Sono passati sessantuno anni dall’incredibile impresa realizzata dal batiscafo Trieste nelle profondità dell’Oceano Pacifico. Furono Jacques Piccard e Don Walsh ad addentrarsi nelle oscurità marine fino a raggiungere il Challenger Deep a 11 mila metri sotto il livello del mare. Sembra fantascienza, ma qui non c’è nulla di inventato. Scopriamo allora come andò questa avventura nel mondo marino.
Auguste Piccard, dalla stratosfera alle profondità marine
Il fisico e esploratore svizzero Auguste Piccard (1884-1962) non è solo conosciuto per il batiscafo Trieste. Infatti, egli fu il primo uomo al mondo, insieme a suo fratello gemello, a vedere la curvatura terrestre della stratosfera grazie all’invenzione di un pallone aerostatico.
Era il 1952, al cantiere San Marco di Trieste, facente parte della società italiana cantieri riuniti dell’Adriatico, quando si cominciò la costruzione del batiscafo Trieste. Il progetto, come già accennato, era dello scienziato svizzero Auguste Piccard. Il quale, sulla base anche delle sue scoperte precedenti, aveva progettato questa incredibile macchina capace di raggiungere profondità incredibili.
Com’era fatto il batiscafo Trieste?
Il batiscafo Trieste era composto essenzialmente da una camera e diversi galleggianti pieni di benzina. L’hanno scelta perché è meno densa dell’acqua ed è capace di resistere alla compressione anche a pressioni elevate. In questo modo il Trieste non era obbligato a essere legato alla nave, ma libero di muoversi autonomamente.
Un’altra parte importante che costituiva il batiscafo era una sfera di 13 tonnellate spessa oltre 12 centimetri. Era separata dal resto della struttura e la si poteva raggiungere attraverso un tunnel. A differenza dello scafo, costruito al cantiere San Marco, questa parte fu commissionata alla Società delle Fucine delle Acciaierie di Terni. Assemblarono il tutto nel cantiere navale di Castellammare di Stabia.
Dal varo all’immersione del 23 gennaio 1960
Il 26 agosto 1953 ci fu il varo del batiscafo Trieste e fino al 1958, quando fu venduto per 250 mila dollari agli Stati Uniti, fu sottoposto a numerose immersioni nel Mediterraneo. Arrivato in California, si ritenne necessario apportare alcune modifiche e miglioramenti allo scafo per renderlo più resistente ed efficiente, aggiungendo anche una nuova cabina per l’equipaggio.

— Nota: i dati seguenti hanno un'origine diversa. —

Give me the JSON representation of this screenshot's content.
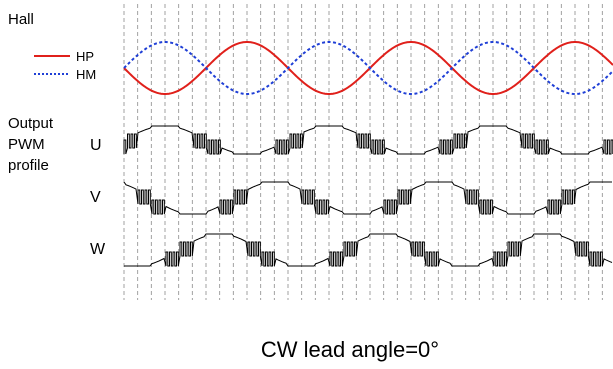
{
  "labels": {
    "hall": "Hall",
    "output_line1": "Output",
    "output_line2": "PWM",
    "output_line3": "profile",
    "phase_u": "U",
    "phase_v": "V",
    "phase_w": "W",
    "caption": "CW lead angle=0°"
  },
  "legend": [
    {
      "name": "HP",
      "color": "#e0201b",
      "style": "solid"
    },
    {
      "name": "HM",
      "color": "#1f3fd6",
      "style": "dotted"
    }
  ],
  "colors": {
    "hp": "#e0201b",
    "hm": "#1f3fd6",
    "pwm": "#000000",
    "grid": "#8a8a8a"
  }
}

Dopo due anni di lavoro e prove gli Stati Uniti si posero un nuovo obiettivo: raggiungere il punto più profondo della Fossa delle Marianne, conosciuto come il Challenger Deep. Ed è ciò che accadde il 23 gennaio 1960, quando a bordo del batiscafo Trieste Jacques Piccard, figlio dell’inventore, e Don Walsh arrivarono a 11 mila metri sotto il livello del mare.
Un’impresa a lieto fine
Nonostante l’oceano in subbuglio Jacques e Don Walsh non si fecero intimorire e diedero il via all’immersione. La velocità del batiscafo Trieste era di circa 1-2 metri al secondo, e man mano che andavano avanti la luce del sole diventava un ricordo. Erano ammaliati dalla varietà di specie marine mai viste prima, quando all’improvviso il rumore di uno scoppio li distrasse. Malgrado il momento di incertezza continuarono e dopo cinque ore e mezza il batiscafo Trieste toccò il punto più profondo della Fossa delle Marianne. Dopo circa 3 ore erano nuovamente in superficie.

Il 4 febbraio 1960 il presidente Eisenhower premiò Jacques Piccard e Don Walsh per la loro incredibile impresa, che fu eguagliata solo tre volte fino ad oggi. Due in assenza di equipaggio nel 1995 e nel 2003 e l’ultima realizzata dal regista James Cameron nel 2012.